Residential mortgage and home-equity loans increased 40% from a year earlier to $19.2 billion, helping to more than double net income to $5 billion, or 45 cents a share, the Charlotte, N.C.-based bank said in a statement. Revenue climbed 1.7% to $22.1 billion, topping the average estimate of $21.3 billion from analysts in a Bloomberg survey.

Overall, the quarter was a bright spot for Bank of America, which has faced challenges in the past several years years as it grappled with stricter regulations and fallout from acquisitions during the financial crisis that eventually forced it to accept $45 billion in government bailouts. Bank of America paid $2.5 billion for subprime mortgage-lender Countrywide Financial in early 2008 and $18.5 billion for investment banking firm Merrill Lynch in September, just as Lehman Brothers collapsed.

Bank of America shares rose 2.9% to $17.63 in mid-morning trading on Wednesday, the second-best performance on the KBW Bank Index, a sharp turnaround from the stock's status as of Tuesday as the worst performer this year. 

The bank's mortgage originations increased 44% from a year earlier to $16 billion, CFO Bruce Thompson said on the call. "Although the mortgage pipeline remains solid, it is down 15% from the end of the first quarter, driven by higher rates," he added.

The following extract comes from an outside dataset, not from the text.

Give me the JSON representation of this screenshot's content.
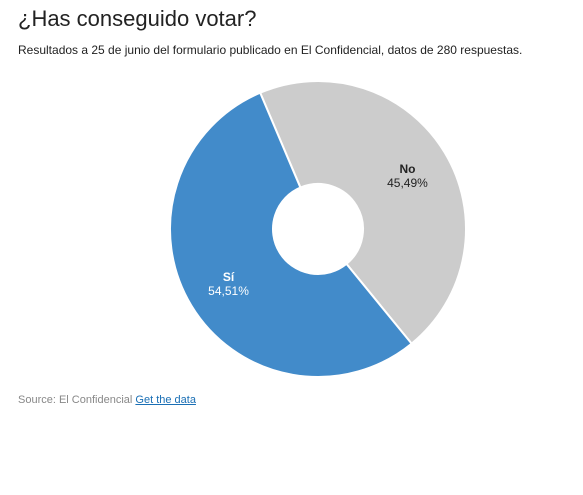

Credit quality in the consumer banking business, Bank of America's largest, improved in the three months through June, and the unit lowered the amount set aside to cover bad credit card and auto loans by $44 million to $506 million, according to the statement. Consumer banking profit overall climbed 4.3%, the bank said, and average deposit balances increased 6% to $545.5 billion.

Despite its credit card growth, Bank of America continues to emphasize responsible lending, Moynihan noted.  "We're not going to open the credit card business in a way that will produce charge-offs later down the road in a way we won't be happy with," he said. "We are driving that growth into the core strong credit quality that we want to have in this company."

The number of mobile banking customers continued to increase as customers shifted away from traditional branches, allowing Consumer Banking to shave 4% from non-interest expenses as it closed some branches and trimmed workers. About 13% of all deposits were handled through mobile devices, compared with 10% a year earlier.

"This business is a good representation of how the company is doing more business while we continue to reduce expenses," Thompson said. "We remain a leader in many aspects of consumer banking, doing business with roughly half of all U.S. households."

Companywide expenses also declined, falling 6% from a year earlier to $13.6 billion, excluding interest and litigation costs. That's the lowest expense base in years, Christopher Mutascio of Keefe, Bruyette & Woods said in a note to clients. Both compensation and non-compensation expenses were better than expected, he said.